Unbewusst aus der Schopenhauerei herausgeschleudert und verdutzt um sich schauend, fand sie einen barmherzigen Gönner an einem preußischen Leutnant. Ed. v. Hartmann kleisterte ihr die „Philosophie des Unbewussten" zurecht, den „Juchhe-Pessimismus", der zwar auch noch über den „wahnwitzigen Karneval der Existenz" klagte, aber tröstend hinzufügte, dass es dem Pessimisten durchaus unverwehrt sei, die guten Dinge dieser Welt mitzunehmen, wenn er es nur mit „stiller Hoheit der Resignation" und „erhabener Trauer" täte, in dem ihn ganz erfüllenden Gedanken, dadurch „den Entwicklungsprozess der Menschheit zu fördern und seinem Ziele näher zu führen". Das half wieder eine Weile, aber es kamen immer fettere Tage für die Bourgeoisie; sie wurde immer frecher und üppiger, ihre Ausbeutungs- und Unterdrückungsmethoden wuchsen sich so riesenmäßig aus wie ihre kapitalistischen Produktionswerkzeuge; eine schamlose Genusssucht griff um sich und zerstampfte alle spießbürgerliche Moral. Den Protzen des großen Kapitalismus kam die „stille Hoheit der Resignation" und die „erhabene Trauer" doch selbst allzu komisch vor; sie sahen sich nach neuen Rechtstiteln ihres sozialen Daseins um, und zwar um so dringender, je ungestümer das ausgebeutete und unterdrückte Proletariat darnach zu fragen begann, und nun erschien ihnen Nietzsche als der rettende Philosoph.

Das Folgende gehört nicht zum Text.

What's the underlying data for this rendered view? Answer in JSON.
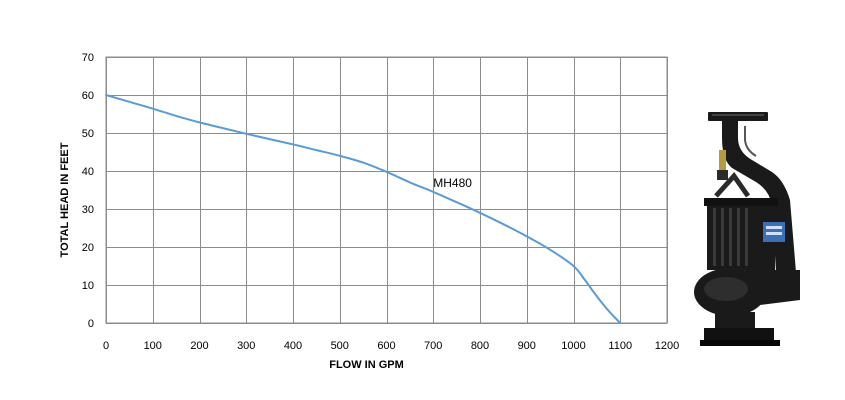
{
  "chart_data": {
    "type": "line",
    "xlabel": "FLOW IN GPM",
    "ylabel": "TOTAL HEAD IN FEET",
    "xlim": [
      0,
      1200
    ],
    "ylim": [
      0,
      70
    ],
    "xticks": [
      0,
      100,
      200,
      300,
      400,
      500,
      600,
      700,
      800,
      900,
      1000,
      1100,
      1200
    ],
    "yticks": [
      0,
      10,
      20,
      30,
      40,
      50,
      60,
      70
    ],
    "grid": true,
    "series": [
      {
        "name": "MH480",
        "color": "#5b9bd5",
        "x": [
          0,
          50,
          100,
          150,
          200,
          250,
          300,
          350,
          400,
          450,
          500,
          550,
          600,
          650,
          700,
          750,
          800,
          850,
          900,
          950,
          1000,
          1025,
          1050,
          1075,
          1100
        ],
        "y": [
          60,
          58.2,
          56.4,
          54.5,
          52.8,
          51.3,
          49.8,
          48.4,
          47,
          45.5,
          44,
          42.2,
          39.8,
          37,
          34.5,
          31.8,
          29,
          26,
          22.8,
          19.3,
          15,
          11.2,
          7,
          3.2,
          0
        ]
      }
    ]
  },
  "product_image": {
    "icon": "submersible-pump-icon",
    "logo_text": "MH480",
    "color": "#1a1a1a"
  }
}
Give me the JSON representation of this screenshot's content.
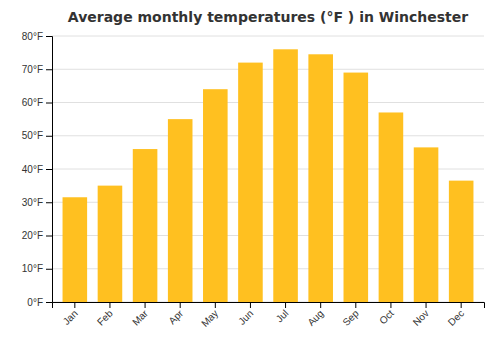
{
  "chart_data": {
    "type": "bar",
    "title": "Average monthly temperatures (°F ) in Winchester",
    "categories": [
      "Jan",
      "Feb",
      "Mar",
      "Apr",
      "May",
      "Jun",
      "Jul",
      "Aug",
      "Sep",
      "Oct",
      "Nov",
      "Dec"
    ],
    "values": [
      31.5,
      35.0,
      46.0,
      55.0,
      64.0,
      72.0,
      76.0,
      74.5,
      69.0,
      57.0,
      46.5,
      36.5
    ],
    "color": "#FFC020",
    "ylim": [
      0,
      80
    ],
    "yticks": [
      {
        "value": 0,
        "label": "0°F"
      },
      {
        "value": 10,
        "label": "10°F"
      },
      {
        "value": 20,
        "label": "20°F"
      },
      {
        "value": 30,
        "label": "30°F"
      },
      {
        "value": 40,
        "label": "40°F"
      },
      {
        "value": 50,
        "label": "50°F"
      },
      {
        "value": 60,
        "label": "60°F"
      },
      {
        "value": 70,
        "label": "70°F"
      },
      {
        "value": 80,
        "label": "80°F"
      }
    ],
    "grid": true
  }
}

Er schob ungeduldig den „Amalgamisten" Hartmann beiseite und knüpfte wieder an Schopenhauer an, aber in Negation der Negation. Schopenhauer hatte den Willen „das durchweg Schlechte und Gemeine in uns" genannt; „man sollte ihn verbergen wie die Genitalien, obgleich beide die Wurzel unseres Lebens sind". Schön, sagte jetzt der Wille durch Nietzsche, wenn ich gemein und schlecht bin, d. h. was ihr so nennt, sei es darum, aber ich will es offenkundig sein und mich dessen nicht schämen. Schopenhauer hatte das Leben ein Verbrechen genannt, denn es stehe ja Todesstrafe darauf – gut, sagte der Wille durch Nietzsche, Verbrechen meinetwegen, aber nicht das Leben ist ein Verbrechen; das Verbrechen, d. h. was ihr Philisterseelen so nennt, ist das wahre Leben – und eben weil es das Leben ist, so ist es kein Verbrechen. Das Leben zu verneinen gilt für Nietzsche als die „größte psychologische Falschmünzerei, die es, das Christentum abgerechnet, in der Geschichte" gebe.

Das Leben aber ist nach Nietzsche „wesentlich Aneignung, Verletzung, Überwältigung des Fremden und Schwächeren, Unterdrückung, Härte, Einverleibung und mindestens, mildestens Ausbeutung". Nicht die „starken Menschen" mit dem Verbrechertypus, denen nur „die Wildnis fehlt, eine gewisse freiere und gefährlichere Natur- und Daseinsform, in der alles, was Wehr und Waffe im Instinkte des starken Menschen ist, zu Rechte besteht", nicht sie, ihr seid das Gesindel, weil ihr mit eurer „Morallüge", die „auf dem ganz morbiden Boden der Gesellschaft zu tropischer Begriffsvegetation empor gewuchert" ist, Entartete und Verfallene seid. Dies ist der sehr einfache Kern der von Nietzsche keineswegs mit Gründen gestützten, aber in unzähligen Variationen wiederholten Lehre von dem „Übermenschentum", von der „Kanaillenaristokratie", wie Duboc das geflügelte Wort zwar ins Fremdländische, aber ins Deutliche und Treffende übersetzt.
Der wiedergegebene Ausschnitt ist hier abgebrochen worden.